There’s just no getting around it: Rick Perry’s inept performances are dominating these debates. The highlight, or perhaps the lowlight, of tonight’s Republican presidential debate in New Hampshire was a direct question to Perry about health care, in which he managed to avoid taking a single shot at Mitt Romney. But throughout the debate, he went back and forth between garbling his answers and simply disappearing for large stretches. He showed up for a debate on the economy with nothing to say on the economy other than that his economic plan wasn’t ready yet, and apparently he decided to avoid his difficulty in delivering prepared zingers by not bothering to even try any. Just incredible.
Debates, and debate performances, are generally not nearly as important as they’re often made out to be, but Perry is apparently guaranteed to launch a huge dark cloud over his candidacy every time he gets together with the rest of the gang. Even if everything else were going well for him, it might just be too much to overcome.

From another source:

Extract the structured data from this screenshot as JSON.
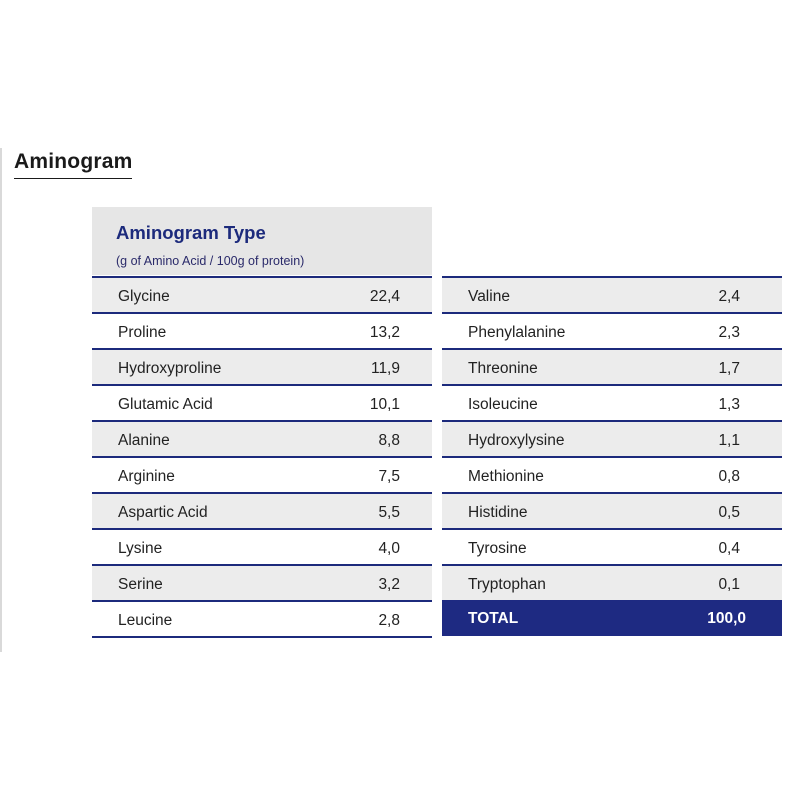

The rest of the debate? Doesn’t much matter, really. Ezra Klein tweeted at one point that Romney is “extraordinarily good at these debates,” but I don’t think that’s right; he’s just a solid major leaguer playing against a bunch of sandlot kids. Oh, they each have their strengths: Herman Cain is actually pretty funny, and remains good at sticking to his prepared lines most of the time (although he took a bad stumble by praising Alan Greenspan, something that will give those who want to get rid of him a good opportunity to do so). Ron Paul is a pro at what he does, as is Newt Gingrich; it’s just that those things don’t have much to do with being a potential nominee of the Republican Party. At any rate, none of them – Paul, Gingrich, Cain, Michele Bachmann, Rick Santorum or Jon Huntsman – has any significant chance of winning the nomination.
Despite Perry’s performances, I’ll continue to believe it’s way too early to conclude he can’t win. Hey, he’s just lowering expectations for the next one! As Nate Silver wrote earlier today, Perry still has most of what made him a strong candidate six weeks ago. We still don’t know that Romney is acceptable to much of the party -- either party actors or rank-and-file voters -- and if he’s not, someone else has to be the nominee, and there doesn’t seem to be anyone else out there.
Still, I don’t recall anyone who otherwise had a legitimate chance to win a nomination doing this badly in debates. It’s hard to imagine anyone watching and deciding to invest in that. Regardless: Whatever its importance, it really is something to watch.